To prevent infection from entering the wound , first of all, you need to know its sources and ways of spreading.
An infection that enters a wound from the external environment is called exogenous . Its main sources are: air with dust particles on which microorganisms settle; discharge from the nasopharynx and upper respiratory tract of patients, visitors and medical staff ; wound discharge from purulent wounds, various household pollution. An exogenous infection can enter the patient’s wound in three main ways: airborne, contact and implantation. An infection that enters the wound from the patient’s body is called endogenous . Its main sources: the patient’s skin, internal organs, pathological foci.
Airborne infection control techniques .
Masks are used by medical staff to reduce the release of secretions from the nasopharynx and oral cavity during breathing into the external environment. There are two types of masks: filtering and reflective. First of all, gauze masks are filtering masks. Three-layer gauze masks that cover the mouth and nose trap 70% of exhaled microorganisms, four-layer – 88%, six-layer – 96%. However, the more layers, the more difficult it is for the surgeon to breathe. When the gauze is moistened, the filtering capacity decreases. After 3 hours, 100% of three-layer gauze masks are abundantly seeded with microflora. To give masks a greater effect, they are impregnated with an antiseptic, dried and autoclaved.
The properties of such masks are retained for 5-6 hours. Modern disposable cellulose masks are usually effective within 1 hour. In reflective masks, condensation from exhaled air flows down the walls of the mask in a special container. It is difficult to operate in such masks; now they are practically not used. Wearing masks is mandatory in the operating room (and a new one every time) and dressing rooms, in case of a flu epidemic – in the wards, in some cases – in the recovery ward. Masks must be used when performing any manipulations.
There are special lamps that emit ultraviolet rays with a certain wavelength, which have the maximum bactericidal effect. Such rays are harmful to humans. Therefore, the lamps have some protection. In addition, there is a mode of their operation – a mode of quartzization, in which the lamps work at a time when both personnel and patients are absent in the room. One germicidal lamp sterilizes up to 30 cubic meters of air for 2 hours and destroys germs on open surfaces. Bactericidal lamps must be in operating rooms, dressing rooms, treatment rooms, recovery wards and wards for purulent patients.
Ventilation and ventilation of premises reduces air pollution by microbes by 30%. If at the same time air conditioners with bacterial filters are additionally used, the effectiveness of these measures increases to 80%. In particularly clean places , for example, in operating rooms, ventilation should be supply and exhaust, with the required frequency in accordance with GOST. In some cases, the development of infection after surgery is especially dangerous. First of all, this applies to patients after organ transplantation, receiving immunosuppressive drugs, as well as burn patients who have a huge area of the entrance gate for infection. For such cases, there are ultra-clean operating rooms with laminar air flow , pressure operating rooms and wards with an abacterial environment.

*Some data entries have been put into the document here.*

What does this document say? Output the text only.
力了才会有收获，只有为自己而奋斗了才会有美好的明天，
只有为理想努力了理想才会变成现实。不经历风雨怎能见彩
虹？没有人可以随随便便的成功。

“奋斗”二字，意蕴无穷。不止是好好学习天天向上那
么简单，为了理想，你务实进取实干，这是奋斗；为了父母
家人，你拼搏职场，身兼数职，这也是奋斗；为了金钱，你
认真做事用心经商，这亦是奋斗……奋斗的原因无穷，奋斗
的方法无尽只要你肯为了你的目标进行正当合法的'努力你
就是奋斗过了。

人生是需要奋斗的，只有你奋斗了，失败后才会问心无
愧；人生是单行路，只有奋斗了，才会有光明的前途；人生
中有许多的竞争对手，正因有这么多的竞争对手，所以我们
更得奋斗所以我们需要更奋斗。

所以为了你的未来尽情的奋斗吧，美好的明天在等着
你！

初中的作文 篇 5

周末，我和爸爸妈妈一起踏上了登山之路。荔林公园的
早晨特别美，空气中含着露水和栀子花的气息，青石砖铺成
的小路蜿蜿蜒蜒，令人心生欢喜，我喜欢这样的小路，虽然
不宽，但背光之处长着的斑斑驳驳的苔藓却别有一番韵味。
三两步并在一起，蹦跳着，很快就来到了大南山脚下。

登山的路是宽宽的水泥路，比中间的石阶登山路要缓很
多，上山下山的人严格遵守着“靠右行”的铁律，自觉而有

Personal hygiene of patients and medical staff.
Upon admission, patients pass through a sanitary inspection room in the admission department (sanitation, changing clothes, control for head lice). Then, patients must follow the rules of personal hygiene. Serious patients are assisted in this by nurses (washing, cleaning the mouth, shaving, changing the bed). Bed linen and underwear should be changed every 7 days. In the surgical department, there are certain rules regarding the nursing staff. First of all, this is the control of compliance with the rules of personal hygiene, the absence of colds and pustular diseases.
In addition, once every 3 months, the staff undergoes an examination for the carriage of staphylococcus in the nasopharynx. If the test is positive, the employee is removed from work, within 3 to 4 days he instills an antiseptic (chlorhexidine) into his nose, regularly rinses the throat.
Prevention of contact infection
Prevention of contact infection, in essence, comes down to the implementation of one of the main principles of asepsis: “Everything that comes into contact with the wound must be sterile.”